Melander A
Clin Pharmacokinet. 1978 Sep-Oct;3(5):337-51. doi: 10.2165/00003088-197803050-00001.
Food intake exerts a complex influence on the bioavailability of drugs. It may interfere not only with tablet disintegration, drug dissolution and drug transit through the gastrointestinal tract, but may also affect the metabolic transformation of drugs in the gastrointestinal wall and in the liver. Different food components can have different effects, and food may interact in opposite ways, even with drugs that are chemically related. Therefore, the net effect of food on drug bioavailability can be predicted only by direct clinical studies of the drug in question. As judged mainly from single meal, single dose studies, food intake enhances the bioavailability of several different drugs, such as propranolol, metoprolol, hydrallazine, hydrochlorothiazide, canrenone (from spironolactone), nitrofurantoin, erythromycin (stearate), dicoumarol, phenytoin and carbamazepine, but reduces that of drugs such as isoniazid, rifampicin, tetracycline, penicillin and ampicillin, while having no consistent effect on the bioavailability of metronidazole, oxazepam, melperone, propylthiouracil, sulphasomidine and sulphonylureas. For some drugs such as digoxin and paracetamol, the rate but not the extent of absorption is reduced. Food may enhance bioavailability even though, or rather because, the rate of gastric emptying is reduced; this is apparently the case with hydrochlorothiazide and nitrofurantoin. The food induced enhancement of bioavailability of propranolol, metoprolol and hydrallazine is probably due to reduced first pass metabolism of these drugs, while food induced improvement of drug dissolution may explain the enhanced bioavailability of carbamazepine, canrenone, dicoumarol and phenytoin. An increased gastrointestinal pH may be in part the cause of the food induced reduction of the bioavailability of drugs such as isoniazid and tetracycline. In addition to single meal effects, repeated intake of protein-rich meals enhance, while carbohydrate-rich meals reduce, the rate of oxidation of antipyrine and theophylline. Moreover, intake of charcoal broiled meat markedly accelerates the oxidation of phenacetin and variably accelerates elimination of theophylline. Thus, food and its components and contaminants may have both short and long term effects on both the absorptive and biotransformation processes influencing systemic availability of drugs.

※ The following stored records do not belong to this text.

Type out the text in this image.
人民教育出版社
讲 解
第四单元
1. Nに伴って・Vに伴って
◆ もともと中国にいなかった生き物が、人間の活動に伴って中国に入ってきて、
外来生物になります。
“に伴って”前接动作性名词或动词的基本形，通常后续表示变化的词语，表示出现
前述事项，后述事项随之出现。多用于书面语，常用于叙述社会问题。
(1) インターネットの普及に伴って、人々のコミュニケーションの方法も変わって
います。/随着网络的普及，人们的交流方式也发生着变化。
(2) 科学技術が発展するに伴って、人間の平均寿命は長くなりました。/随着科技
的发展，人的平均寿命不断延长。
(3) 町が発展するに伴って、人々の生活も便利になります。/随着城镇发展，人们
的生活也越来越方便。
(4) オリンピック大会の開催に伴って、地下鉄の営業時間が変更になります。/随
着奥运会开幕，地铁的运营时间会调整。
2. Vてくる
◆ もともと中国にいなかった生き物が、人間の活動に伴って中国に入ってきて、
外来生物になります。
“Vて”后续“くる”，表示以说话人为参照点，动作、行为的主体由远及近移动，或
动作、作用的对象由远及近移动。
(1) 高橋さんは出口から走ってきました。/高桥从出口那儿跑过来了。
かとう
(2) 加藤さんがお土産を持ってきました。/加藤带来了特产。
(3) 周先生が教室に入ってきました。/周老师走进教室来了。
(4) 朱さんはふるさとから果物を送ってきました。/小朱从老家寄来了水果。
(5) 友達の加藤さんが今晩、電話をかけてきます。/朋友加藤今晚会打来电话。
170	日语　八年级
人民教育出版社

食物摄入对药物的生物利用度具有复杂的影响。它不仅可能干扰片剂崩解、药物溶解以及药物在胃肠道中的转运,还可能影响药物在胃肠道壁和肝脏中的代谢转化。不同的食物成分可能有不同的作用,甚至与化学结构相关的药物,食物也可能产生相反的相互作用。因此,食物对药物生物利用度的净效应只能通过对相关药物进行直接的临床研究来预测。主要从单餐、单剂量研究判断,食物摄入可提高几种不同药物的生物利用度,如普萘洛尔、美托洛尔、肼屈嗪、氢氯噻嗪、坎利酮(来自螺内酯)、呋喃妥因、红霉素(硬脂酸盐)、双香豆素、苯妥英和卡马西平,但会降低异烟肼、利福平、四环素、青霉素和氨苄西林等药物的生物利用度,而对甲硝唑、奥沙西泮、美哌隆、丙硫氧嘧啶、磺胺索嘧啶和磺脲类药物的生物利用度没有一致的影响。对于某些药物,如地高辛和对乙酰氨基酚,吸收速率降低但吸收程度不变。即使胃排空速率降低,食物也可能提高生物利用度;氢氯噻嗪和呋喃妥因显然就是这种情况。食物引起的普萘洛尔、美托洛尔和肼屈嗪生物利用度提高可能是由于这些药物的首过代谢降低,而食物引起的药物溶解改善可能解释了卡马西平、坎利酮、双香豆素和苯妥英生物利用度的提高。胃肠道pH值升高可能部分是食物引起异烟肼和四环素等药物生物利用度降低的原因。除了单餐效应外,重复摄入富含蛋白质的餐食会提高,而富含碳水化合物的餐食会降低安替比林和茶碱的氧化速率。此外,摄入炭烤肉类会显著加速非那西丁的氧化,并不同程度地加速茶碱的消除。因此,食物及其成分和污染物可能对影响药物全身利用度的吸收和生物转化过程产生短期和长期影响。